Li Cheng réfléchit : « Il doit y avoir une raison à ce retard. Même si les autres ne vont pas dans la nature sauvage, Qingling, elle, y ira certainement. »
Cependant, à ce moment-là, plus de vingt véhicules de transport de troupes arrivèrent de l'ouest de la zone sauvage et s'alignèrent en une longue file.
Li Cheng et les autres se raidirent soudain, et quelqu'un murmura : « Se pourrait-il que ce soit la famille Li qui vienne nous arrêter ? »
Li Cheng leva les yeux et fit signe à tout le monde de se taire : « Restez cachés ! »
Mais peu à peu, ils comprirent que quelque chose clochait. Qing Ling, dans la voiture de devant, les regardait avec un sourire narquois !

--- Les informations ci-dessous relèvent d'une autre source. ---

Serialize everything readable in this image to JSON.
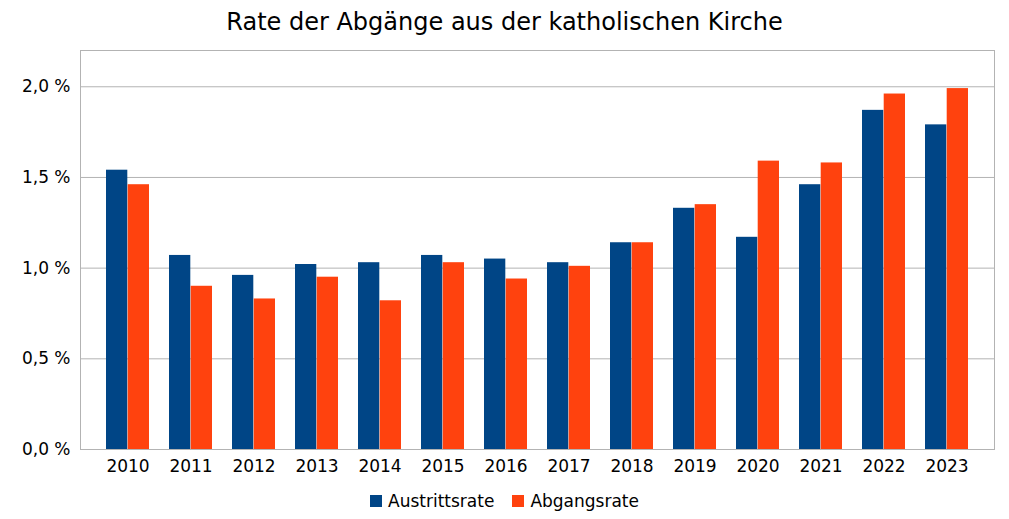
{
  "chart_data": {
    "type": "bar",
    "title": "Rate der Abgänge aus der katholischen Kirche",
    "categories": [
      "2010",
      "2011",
      "2012",
      "2013",
      "2014",
      "2015",
      "2016",
      "2017",
      "2018",
      "2019",
      "2020",
      "2021",
      "2022",
      "2023"
    ],
    "series": [
      {
        "name": "Austrittsrate",
        "color": "#004586",
        "values": [
          1.54,
          1.07,
          0.96,
          1.02,
          1.03,
          1.07,
          1.05,
          1.03,
          1.14,
          1.33,
          1.17,
          1.46,
          1.87,
          1.79
        ]
      },
      {
        "name": "Abgangsrate",
        "color": "#ff420e",
        "values": [
          1.46,
          0.9,
          0.83,
          0.95,
          0.82,
          1.03,
          0.94,
          1.01,
          1.14,
          1.35,
          1.59,
          1.58,
          1.96,
          1.99
        ]
      }
    ],
    "ylim": [
      0,
      2.2
    ],
    "yticks": [
      {
        "value": 0,
        "label": "0,0 %"
      },
      {
        "value": 0.5,
        "label": "0,5 %"
      },
      {
        "value": 1,
        "label": "1,0 %"
      },
      {
        "value": 1.5,
        "label": "1,5 %"
      },
      {
        "value": 2,
        "label": "2,0 %"
      }
    ],
    "grid": true,
    "legend": "bottom"
  }
}
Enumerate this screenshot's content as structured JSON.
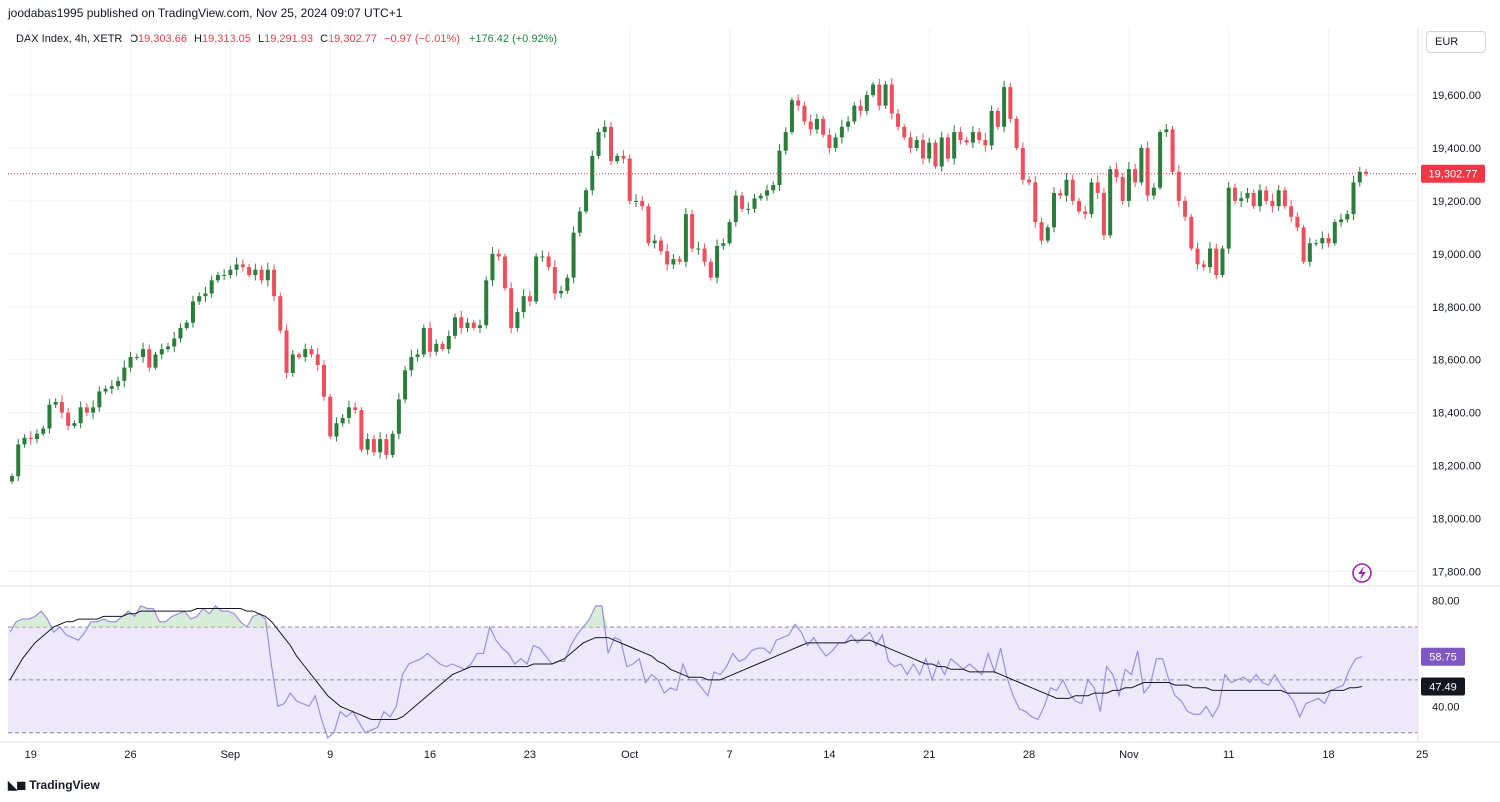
{
  "header": {
    "text": "joodabas1995 published on TradingView.com, Nov 25, 2024 09:07 UTC+1"
  },
  "legend": {
    "symbol": "DAX Index, 4h, XETR",
    "o_label": "O",
    "o_value": "19,303.66",
    "h_label": "H",
    "h_value": "19,313.05",
    "l_label": "L",
    "l_value": "19,291.93",
    "c_label": "C",
    "c_value": "19,302.77",
    "change": "−0.97 (−0.01%)",
    "change2": "+176.42 (+0.92%)"
  },
  "currency": "EUR",
  "brand": "TradingView",
  "colors": {
    "up": "#2a7d3b",
    "down": "#ef4f5c",
    "rsi": "#9c8ede",
    "rsi_ma": "#131722",
    "band": "#ede9fb",
    "price_tag": "#f23645"
  },
  "chart_data": [
    {
      "type": "candlestick",
      "title": "DAX Index, 4h, XETR",
      "y_ticks": [
        "19,600.00",
        "19,400.00",
        "19,200.00",
        "19,000.00",
        "18,800.00",
        "18,600.00",
        "18,400.00",
        "18,200.00",
        "18,000.00",
        "17,800.00"
      ],
      "y_tick_values": [
        19600,
        19400,
        19200,
        19000,
        18800,
        18600,
        18400,
        18200,
        18000,
        17800
      ],
      "ylim": [
        17760,
        19740
      ],
      "x_ticks": [
        "19",
        "26",
        "Sep",
        "9",
        "16",
        "23",
        "Oct",
        "7",
        "14",
        "21",
        "28",
        "Nov",
        "11",
        "18",
        "25"
      ],
      "x_tick_bar_index": [
        3,
        19,
        35,
        51,
        67,
        83,
        99,
        115,
        131,
        147,
        163,
        179,
        195,
        211,
        226
      ],
      "last_price_label": "19,302.77",
      "last_price": 19302.77,
      "series_close": [
        18160,
        18280,
        18305,
        18300,
        18320,
        18340,
        18430,
        18440,
        18400,
        18350,
        18360,
        18420,
        18400,
        18420,
        18480,
        18490,
        18500,
        18520,
        18570,
        18610,
        18610,
        18640,
        18570,
        18620,
        18640,
        18650,
        18680,
        18720,
        18740,
        18820,
        18840,
        18850,
        18900,
        18920,
        18920,
        18940,
        18960,
        18950,
        18920,
        18940,
        18900,
        18940,
        18840,
        18710,
        18550,
        18620,
        18610,
        18640,
        18620,
        18580,
        18460,
        18310,
        18360,
        18380,
        18420,
        18410,
        18260,
        18300,
        18250,
        18300,
        18240,
        18320,
        18450,
        18560,
        18610,
        18620,
        18720,
        18630,
        18660,
        18640,
        18690,
        18760,
        18720,
        18740,
        18720,
        18730,
        18900,
        19000,
        18990,
        18870,
        18720,
        18780,
        18840,
        18820,
        18990,
        18990,
        18950,
        18850,
        18860,
        18910,
        19080,
        19160,
        19240,
        19370,
        19460,
        19480,
        19350,
        19370,
        19360,
        19200,
        19200,
        19180,
        19040,
        19050,
        19010,
        18960,
        18980,
        18970,
        19150,
        19020,
        19020,
        18970,
        18910,
        19030,
        19040,
        19120,
        19220,
        19170,
        19170,
        19210,
        19220,
        19240,
        19260,
        19390,
        19460,
        19580,
        19560,
        19500,
        19470,
        19510,
        19450,
        19400,
        19440,
        19480,
        19500,
        19560,
        19540,
        19600,
        19640,
        19560,
        19640,
        19530,
        19480,
        19440,
        19400,
        19430,
        19360,
        19420,
        19330,
        19440,
        19360,
        19460,
        19430,
        19420,
        19460,
        19430,
        19410,
        19540,
        19480,
        19630,
        19510,
        19400,
        19280,
        19270,
        19120,
        19050,
        19100,
        19230,
        19220,
        19280,
        19200,
        19160,
        19150,
        19270,
        19230,
        19070,
        19320,
        19290,
        19200,
        19320,
        19270,
        19400,
        19220,
        19250,
        19460,
        19470,
        19310,
        19200,
        19140,
        19020,
        18960,
        18950,
        19020,
        18920,
        19020,
        19250,
        19200,
        19210,
        19230,
        19180,
        19240,
        19200,
        19180,
        19240,
        19180,
        19140,
        19100,
        18970,
        19040,
        19040,
        19060,
        19040,
        19120,
        19130,
        19150,
        19270,
        19310,
        19302.77
      ]
    },
    {
      "type": "line",
      "title": "RSI",
      "y_ticks": [
        "80.00",
        "40.00"
      ],
      "y_tick_values": [
        80,
        40
      ],
      "ylim": [
        28,
        84
      ],
      "band": [
        30,
        70
      ],
      "midline": 50,
      "rsi_label": "58.75",
      "ma_label": "47.49",
      "series": [
        {
          "values": [
            68,
            72,
            73,
            73,
            74,
            76,
            73,
            68,
            70,
            67,
            66,
            65,
            68,
            72,
            72,
            73,
            72,
            72,
            74,
            76,
            74,
            78,
            77,
            77,
            72,
            72,
            74,
            75,
            76,
            73,
            74,
            77,
            75,
            78,
            76,
            76,
            75,
            72,
            70,
            74,
            75,
            73,
            55,
            40,
            41,
            45,
            42,
            41,
            40,
            44,
            35,
            28,
            30,
            38,
            36,
            38,
            34,
            30,
            31,
            32,
            38,
            36,
            40,
            52,
            56,
            57,
            58,
            60,
            58,
            56,
            55,
            56,
            55,
            54,
            56,
            60,
            60,
            70,
            65,
            62,
            60,
            56,
            58,
            56,
            63,
            62,
            59,
            56,
            57,
            57,
            63,
            67,
            70,
            73,
            78,
            78,
            60,
            66,
            65,
            55,
            56,
            58,
            49,
            52,
            50,
            45,
            47,
            46,
            56,
            50,
            50,
            47,
            44,
            53,
            52,
            55,
            60,
            57,
            58,
            61,
            62,
            62,
            60,
            65,
            66,
            67,
            71,
            68,
            63,
            66,
            62,
            59,
            61,
            64,
            64,
            67,
            64,
            66,
            68,
            63,
            67,
            57,
            55,
            56,
            52,
            56,
            52,
            58,
            50,
            57,
            52,
            58,
            56,
            54,
            56,
            54,
            52,
            60,
            53,
            62,
            51,
            44,
            39,
            38,
            36,
            35,
            40,
            47,
            46,
            50,
            45,
            42,
            41,
            50,
            47,
            38,
            55,
            52,
            44,
            54,
            52,
            61,
            45,
            48,
            58,
            58,
            50,
            44,
            42,
            38,
            37,
            37,
            40,
            36,
            40,
            52,
            49,
            50,
            51,
            49,
            52,
            49,
            48,
            52,
            48,
            45,
            42,
            36,
            41,
            42,
            43,
            41,
            46,
            47,
            48,
            54,
            58,
            58.75
          ]
        },
        {
          "values": [
            50,
            54,
            58,
            61,
            64,
            66,
            68,
            70,
            71,
            72,
            72,
            73,
            73,
            73,
            73,
            74,
            74,
            74,
            74,
            75,
            75,
            76,
            76,
            76,
            76,
            76,
            76,
            76,
            76,
            76,
            77,
            77,
            77,
            77,
            77,
            77,
            77,
            77,
            76,
            76,
            75,
            74,
            72,
            69,
            66,
            63,
            59,
            56,
            53,
            50,
            47,
            44,
            42,
            40,
            39,
            38,
            37,
            36,
            35,
            35,
            35,
            35,
            35,
            36,
            38,
            40,
            42,
            44,
            46,
            48,
            50,
            52,
            53,
            54,
            55,
            55,
            55,
            55,
            55,
            55,
            55,
            55,
            55,
            55,
            56,
            56,
            56,
            56,
            57,
            58,
            60,
            62,
            64,
            65,
            66,
            66,
            66,
            65,
            64,
            63,
            62,
            61,
            60,
            59,
            57,
            56,
            54,
            53,
            52,
            51,
            51,
            51,
            50,
            50,
            50,
            51,
            52,
            53,
            54,
            55,
            56,
            57,
            58,
            59,
            60,
            61,
            62,
            63,
            64,
            64,
            64,
            64,
            64,
            64,
            64,
            65,
            65,
            65,
            65,
            64,
            63,
            62,
            61,
            60,
            59,
            58,
            57,
            56,
            56,
            55,
            55,
            54,
            54,
            54,
            53,
            53,
            53,
            53,
            53,
            52,
            51,
            50,
            49,
            48,
            47,
            46,
            45,
            44,
            43,
            43,
            43,
            44,
            44,
            44,
            45,
            45,
            45,
            46,
            46,
            47,
            47,
            48,
            49,
            49,
            49,
            49,
            49,
            48,
            48,
            48,
            47,
            47,
            47,
            46,
            46,
            46,
            46,
            46,
            46,
            46,
            46,
            46,
            46,
            46,
            46,
            45,
            45,
            45,
            45,
            45,
            45,
            45,
            46,
            46,
            46,
            47,
            47,
            47.49
          ]
        }
      ]
    }
  ]
}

Le véhicule de transport de troupes s'immobilisa lentement. Qing Ling, assis côté passager, le bras appuyé contre la vitre, dit en plaisantant
: «
Vous n'avez pas l'intention de faire une randonnée jusqu'à la Terre Interdite 002, n'est-ce pas
? Une fois arrivés là-bas, il vous faudra encore parcourir 200 kilomètres à pied pour atteindre le campement des Gens de la Nature. Un tel esprit de travail est vraiment admirable.
»
Li Cheng fut un instant stupéfait : « Comment se fait-il que vous ayez une voiture ? »
« C'est évident, non ? » dit Qing Ling en souriant. « Qui est notre chef dans la famille Qing ? J'ai dit que je voulais partir, et Qing Ye et Qing Qu nous ont immédiatement accueillis à bras ouverts, nous fournissant des provisions, une voiture et un téléphone satellite, comme s'ils craignaient que nous ne manquions de rien pendant le voyage. Voilà ce que c'est que la famille Qing ! Bien mieux que ta famille Li. J'ai entendu dire que tu t'es éclipsée, hahaha, pourquoi tant de prudence ? Tu n'es pas un peu trop prudente ! »
Le visage de Li Cheng devint rouge de colère : « N'importe quoi ! Et si on nous arrête ? Qui sait à quoi ressemble la lutte de pouvoir au sommet ? »
Qingling demanda avec curiosité : « Nous sommes tous sortis, aucun de nous ne manque à l'appel. Et toi ? »
Li Cheng a également déclaré fièrement : « Ne faites pas comme si nous vous étions inférieurs. Nous sommes tous là ! »
Ils se sont de nouveau emmêlés les pinceaux.
Un silence s'installa entre eux, puis Qingling ouvrit brusquement la portière et sauta de la voiture. Il serra Li Cheng dans ses bras : « Ça fait longtemps ! »
Li Cheng sourit et dit : « Ça fait longtemps ! »
Depuis qu'ils ont reçu des médailles et ont été emmenés à bord du dirigeable, les agents de renseignement des familles Li et Qing ne les ont plus revus.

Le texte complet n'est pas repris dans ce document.